炎症後色素沈着だから美容のクリニックに行ってね、といわれてうちに来たのです。

炎症後色素沈着にしては茶色い色素斑のでかたがすごく特徴的だなぁと思いながら、ひとまず保存的に『ハイドロキノン』と『トレチノイン』を使用してみよう。まず外用剤で経過を見ました。経過はよかったのですが、茶色い色素斑が抜けてくると

もともと白斑もあったことに気づいてきて、やはり普通の色素斑ではないなぁと思っていたところ、昨年のIMCASで

『linear fusca』とうかなり特殊な疾患(なんなら日本語での病名ないんじゃないかな・・・)が紹介されていて、

それがすごくその患者様の色素斑の出方ににていたので治療法について調べてた結果、アゼライン酸で治療に成功した例が紹介されていたのです。その関連文献にアゼライン酸の『にきび』や『酒さ』だけでないいろんな効果があることを紹介されているのを読んだのです。

その文献がこちら

Stefania Briganti(2013),Azelaic acid reduced senescence-like phenotype in photo-irradiated human dermal fibroblasts: possible implication of PPARγ . Exp Dermatol 2013 Jan;22(1):41-7.

 

簡単にいうと、アゼライン酸はにきびとか酒さに使われているけれど、使っている人の肌質も改善されてるってところから色々調べたら、抗炎症効果や抗酸化作用もとっても強く抗老化作用もありそうだよという内容です。

やはり肌の慢性炎症を抑える、そして酸化ストレスを抑えるというのが美しいお肌には欠かせないので、抗菌作用にとどまらないアゼライン酸を使用してみたくなりました。

おりしもその頃はまだコロナ禍で、マスクによる口囲皮膚炎やしゅさの患者さんも多く来院されていたというのもあって、『DRX AZAクリア』を導入しました。

また、去年くらいから当院で扱いのあるエムディアからもアゼライン酸のほか、マンデル酸・乳酸のほかEGFや、ナイアシンアミド、アラントイン、ヒト皮膚同一型セラミドなどが入っている『MLAクリアエッセンストナー』が販売されたので採用しています。

 

使い分けに関しては、『DRX AZAクリア』はアゼライン酸濃度が20%ということで結構しっかりはいっていますが、ミネラルオイルが入っているんですよね。メーカーさんも問題ないというし、現在のミネラルオイルは精製がよくなっているので酸化しにくいと言われていますが、個人的にはやはりミネラルオイルってあまり好きではなくて、特にニキビ肌。脂性肌の人や、脂漏性皮膚炎が起きている人の脂漏部位には使用したくないな、と思うので、脂多めの肌の人、顔全体への使用をしたい人にMLAをおすすめして、にきびでもスポット使用や酒さの人、口医皮膚炎の人にはAZAクリアをおすすめすることが多いです。

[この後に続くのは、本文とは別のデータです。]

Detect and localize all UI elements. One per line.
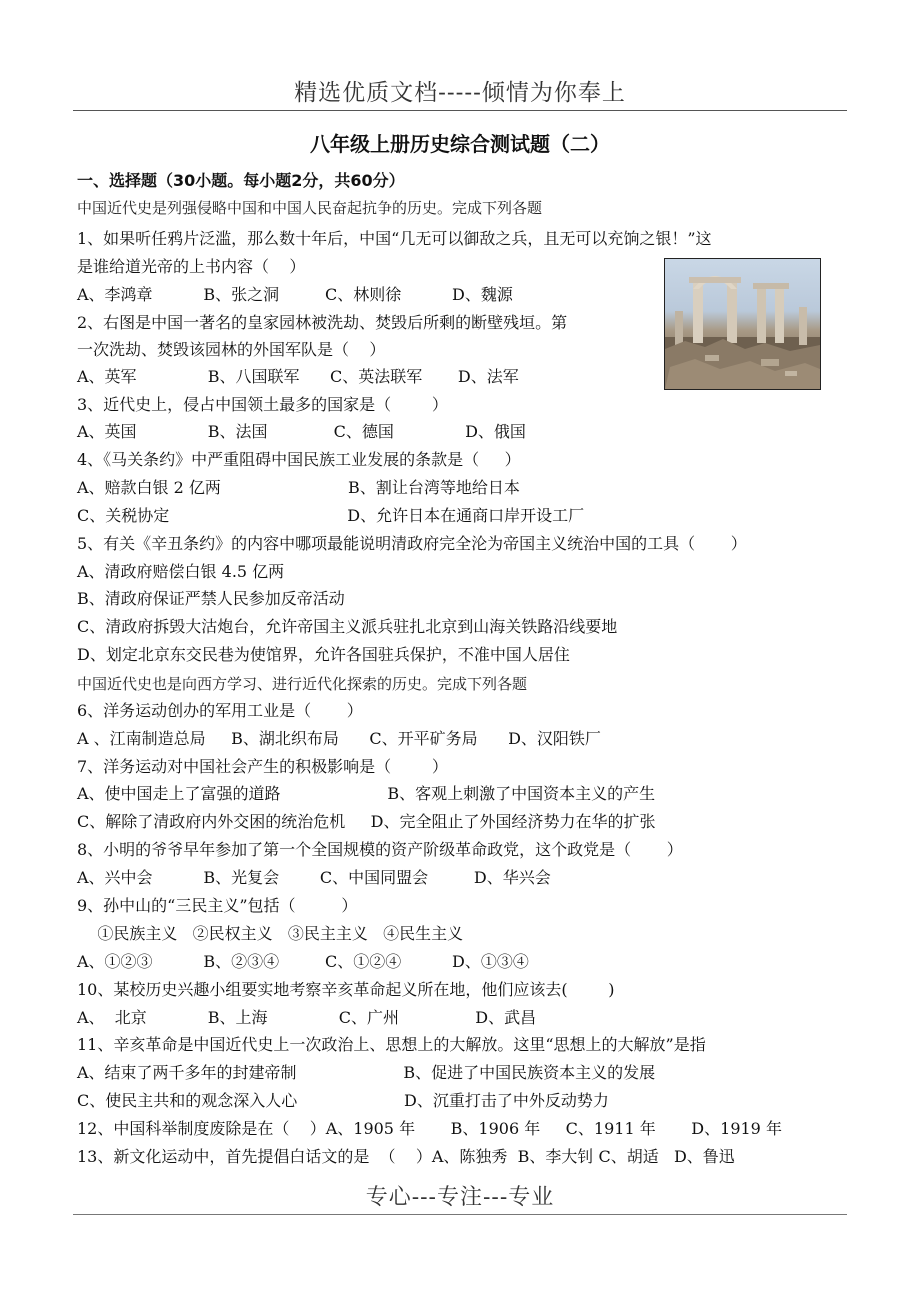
- page-header: 精选优质文档-----倾情为你奉上: [294, 80, 626, 106]
- question-line: 9、孙中山的“三民主义”包括（ ）: [77, 896, 358, 915]
- option-line: A、①②③ B、②③④ C、①②④ D、①③④: [77, 952, 529, 971]
- question-line: 11、辛亥革命是中国近代史上一次政治上、思想上的大解放。这里“思想上的大解放”是指: [77, 1035, 706, 1054]
- ruins-photo: [664, 258, 821, 390]
- question-line: 2、右图是中国一著名的皇家园林被洗劫、焚毁后所剩的断壁残垣。第: [77, 313, 568, 332]
- section-heading: 一、选择题（30小题。每小题2分，共60分）: [77, 171, 405, 190]
- option-line: B、清政府保证严禁人民参加反帝活动: [77, 589, 345, 608]
- intro-line: 中国近代史也是向西方学习、进行近代化探索的历史。完成下列各题: [77, 675, 528, 693]
- option-line: C、清政府拆毁大沽炮台，允许帝国主义派兵驻扎北京到山海关铁路沿线要地: [77, 617, 618, 636]
- option-line: A、结束了两千多年的封建帝制 B、促进了中国民族资本主义的发展: [77, 1063, 656, 1082]
- question-line: 1、如果听任鸦片泛滥，那么数十年后，中国“几无可以御敌之兵，且无可以充饷之银！”这: [77, 229, 712, 248]
- question-line: 8、小明的爷爷早年参加了第一个全国规模的资产阶级革命政党，这个政党是（ ）: [77, 840, 683, 859]
- footer-divider: [73, 1214, 847, 1215]
- option-line: A 、江南制造总局 B、湖北织布局 C、开平矿务局 D、汉阳铁厂: [77, 729, 601, 748]
- option-line: A、使中国走上了富强的道路 B、客观上刺激了中国资本主义的产生: [77, 784, 656, 803]
- page-footer: 专心---专注---专业: [365, 1185, 555, 1210]
- header-divider: [73, 110, 847, 111]
- option-line: A、英军 B、八国联军 C、英法联军 D、法军: [77, 367, 519, 386]
- option-line: C、使民主共和的观念深入人心 D、沉重打击了中外反动势力: [77, 1091, 609, 1110]
- intro-line: 中国近代史是列强侵略中国和中国人民奋起抗争的历史。完成下列各题: [77, 199, 543, 217]
- question-line: 10、某校历史兴趣小组要实地考察辛亥革命起义所在地，他们应该去( ): [77, 980, 615, 999]
- option-line: A、李鸿章 B、张之洞 C、林则徐 D、魏源: [77, 285, 513, 304]
- question-line: 13、新文化运动中，首先提倡白话文的是 （ ）A、陈独秀 B、李大钊 C、胡适 D、鲁迅: [77, 1147, 735, 1166]
- question-line: 一次洗劫、焚毁该园林的外国军队是（ ）: [77, 340, 386, 359]
- option-line: A、清政府赔偿白银 4.5 亿两: [77, 562, 285, 581]
- option-line: ①民族主义 ②民权主义 ③民主主义 ④民生主义: [77, 924, 464, 943]
- option-line: A、赔款白银 2 亿两 B、割让台湾等地给日本: [77, 478, 520, 497]
- option-line: C、关税协定 D、允许日本在通商口岸开设工厂: [77, 506, 585, 525]
- question-line: 是谁给道光帝的上书内容（ ）: [77, 257, 306, 276]
- question-line: 3、近代史上，侵占中国领土最多的国家是（ ）: [77, 395, 448, 414]
- question-line: 6、洋务运动创办的军用工业是（ ）: [77, 701, 363, 720]
- option-line: C、解除了清政府内外交困的统治危机 D、完全阻止了外国经济势力在华的扩张: [77, 812, 656, 831]
- question-line: 12、中国科举制度废除是在（ ）A、1905 年 B、1906 年 C、1911 年 D、1919 年: [77, 1119, 782, 1138]
- ruins-icon: [665, 259, 820, 389]
- question-line: 4、《马关条约》中严重阻碍中国民族工业发展的条款是（ ）: [77, 450, 521, 469]
- document-title: 八年级上册历史综合测试题（二）: [310, 132, 610, 156]
- option-line: D、划定北京东交民巷为使馆界，允许各国驻兵保护，不准中国人居住: [77, 645, 570, 664]
- option-line: A、英国 B、法国 C、德国 D、俄国: [77, 422, 526, 441]
- question-line: 5、有关《辛丑条约》的内容中哪项最能说明清政府完全沦为帝国主义统治中国的工具（ ）: [77, 534, 747, 553]
- option-line: A、 北京 B、上海 C、广州 D、武昌: [77, 1008, 537, 1027]
- question-line: 7、洋务运动对中国社会产生的积极影响是（ ）: [77, 757, 448, 776]
- option-line: A、兴中会 B、光复会 C、中国同盟会 D、华兴会: [77, 868, 551, 887]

私も結構脂性肌なので、AZAクリアではなくMLAを使用しています。酸なので少し刺激を感じたり、冬だと少し乾燥することもありますが、これから春から夏にかけて、皮脂分泌が盛んになって毛穴が詰まりやすくなる時期にはぴったりかと思います。

日本ではまだ美白剤としてアゼライン酸を使用することは一般的ではなく、肝斑に処方されることも少ないと思うのですが、(アゼライン酸自体少し刺激もあるからなのか、ハイドロキノンなどのが美白剤としては強いからなのか。)

肝斑は炎症を抑えることが大事なので、肝斑への可能性も感じています。

 

DRX AZAクリアは15g 1,980円

MLAクリアエッセンストナー 4,950円  です

 

スキンケアは肌質によっておすすめが変わるので、診察の上個々の患者様に合うものをおすすめさせていただいております!